Change VIP under |virtual_ipaddress| so that it should resemble 192.168.1.5/24 dev enp1s0. If you do plan to have Virtual IP on different NIC then remove |dev <DMZ_NIC>|, allthough I think it is better to set it on a specific interface. Then you will not wake up one day to see VIP on a random interface.
Place the |check_docker_container.sh| in your preferable folder. I suggest placing it together with config file. After that edit path after |script| so that it would point to the script. Lastly change <name_of_your_container> to one that your NPM container has.
Lastly edit <CHANGE_TO_8-CHARACTER_PASSWORD>. Note that it should be 8-characters long.
After everything mentioned above restart keepalived service and it should work.
For more indept explanation here is official documentation for KeepAliveD
interval 5 -- Runs script every 5 seconds. It means that downtime should be for about 5 seconds. You can tweak it to a lower number but then set rise to a higher number.
fall 1 -- Number of times after which a node is put into FAULT STATE. Can be set to 0 or removed completely.
rise 30 -- After 30 succesfull runs node is put into MASTER/BACKUP STATE. It is set to 30 as I need to wait around 150 for NPM to route traffic again. If it comes back faster for you then it can be lowered from 30.

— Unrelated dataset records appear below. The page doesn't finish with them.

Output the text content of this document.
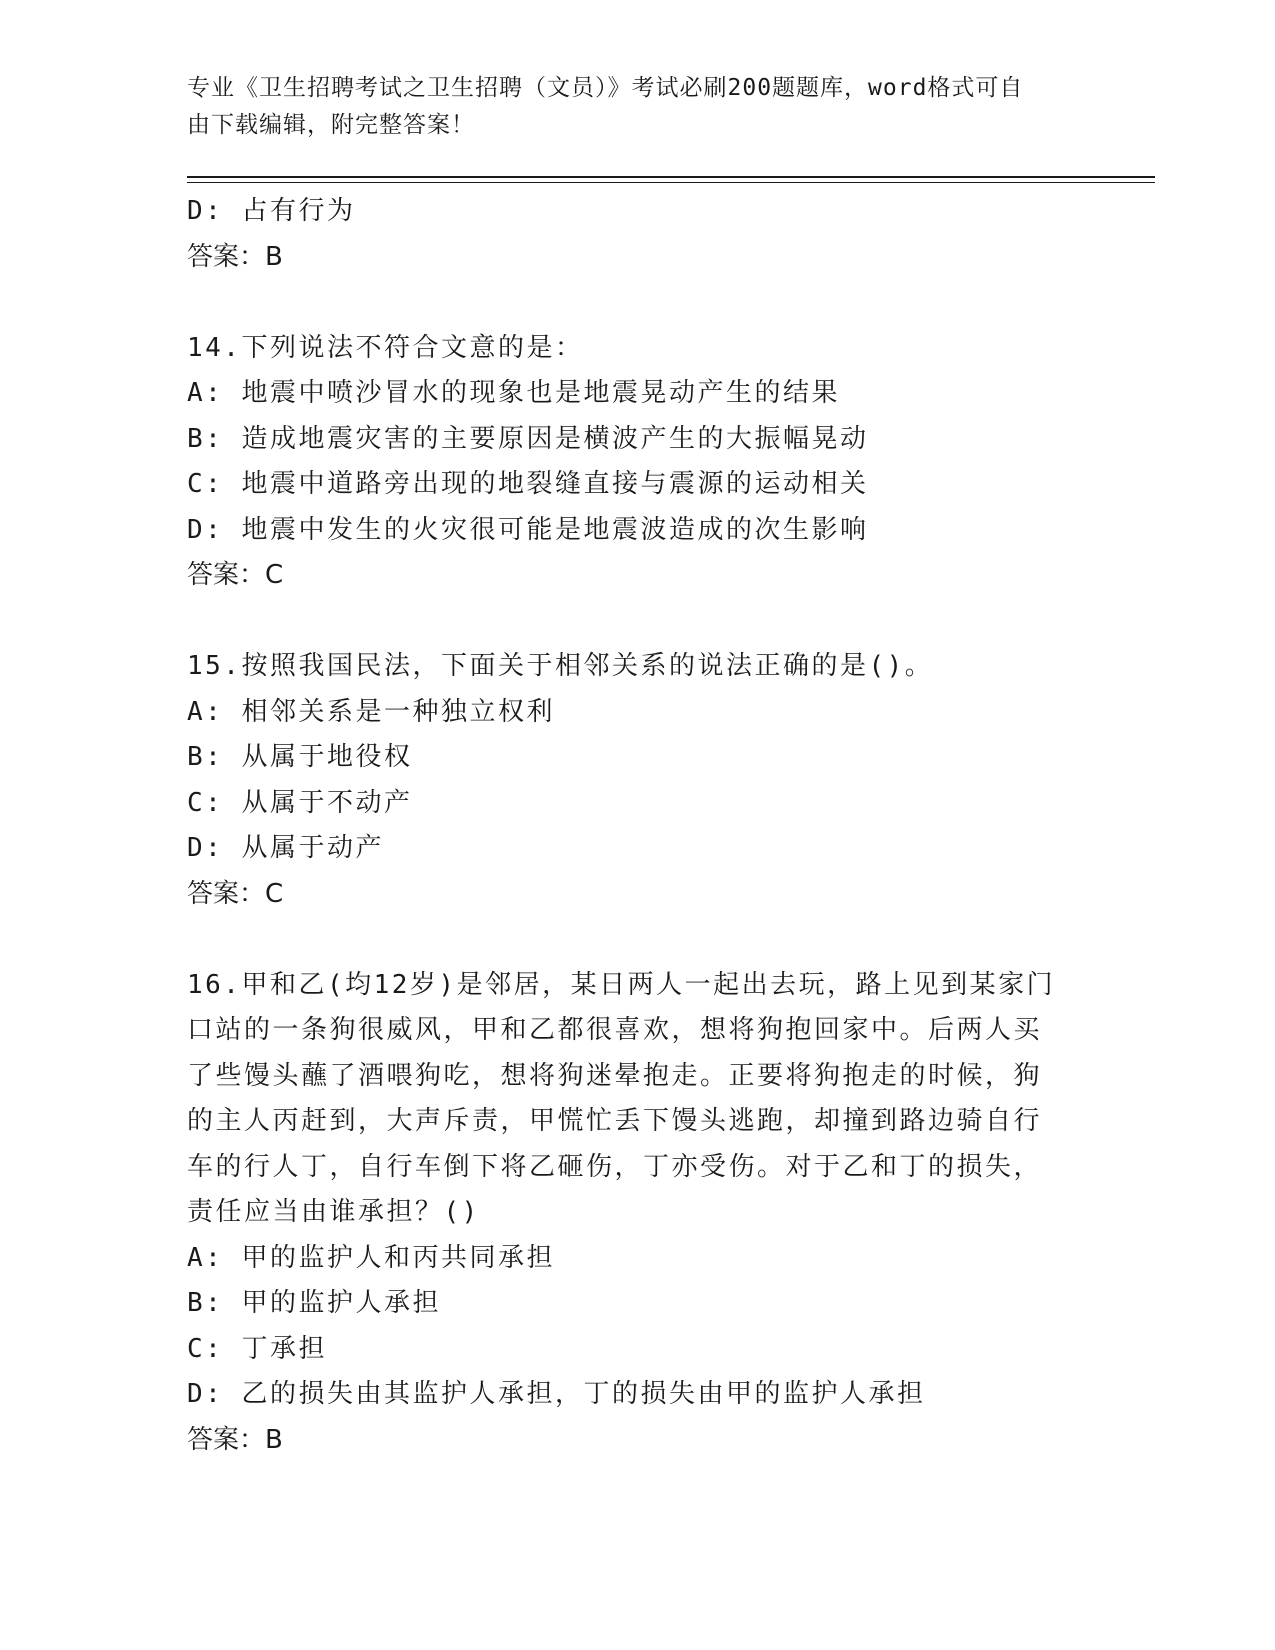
专业《卫生招聘考试之卫生招聘（文员）》考试必刷200题题库，word格式可自
由下载编辑，附完整答案！
D: 占有行为
答案：B
14.下列说法不符合文意的是：
A: 地震中喷沙冒水的现象也是地震晃动产生的结果
B: 造成地震灾害的主要原因是横波产生的大振幅晃动
C: 地震中道路旁出现的地裂缝直接与震源的运动相关
D: 地震中发生的火灾很可能是地震波造成的次生影响
答案：C
15.按照我国民法，下面关于相邻关系的说法正确的是()。
A: 相邻关系是一种独立权利
B: 从属于地役权
C: 从属于不动产
D: 从属于动产
答案：C
16.甲和乙(均12岁)是邻居，某日两人一起出去玩，路上见到某家门
口站的一条狗很威风，甲和乙都很喜欢，想将狗抱回家中。后两人买
了些馒头蘸了酒喂狗吃，想将狗迷晕抱走。正要将狗抱走的时候，狗
的主人丙赶到，大声斥责，甲慌忙丢下馒头逃跑，却撞到路边骑自行
车的行人丁，自行车倒下将乙砸伤，丁亦受伤。对于乙和丁的损失，
责任应当由谁承担？()
A: 甲的监护人和丙共同承担
B: 甲的监护人承担
C: 丁承担
D: 乙的损失由其监护人承担，丁的损失由甲的监护人承担
答案：B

virtual_router_id -- ID of VRRP instance. All nodes need to have the same id.
priority -- Priority of a particular node. Higher priority means that a node will be a MASTER node before ones with lower prioruty
VLAN10-DMZ -- Here will the VIP be. Configure ACLs so that this would be accessible from your preferred VLANs.
VLAN20-Internal -- Network that should not have any open ports. It also needs to have access to internet in order to download KAD, Docker, etc.
VLAN30-SSH-MGT -- It is used for SSHing into nodes. The purpose of creating it is to setup sshd_config to only respond to address set on that vlan.
VLAN50-KPAVD -- Fully enclosed network. Preferably without access to a gateway. It is only for communication between nodes.
Also set up UFW or iptables.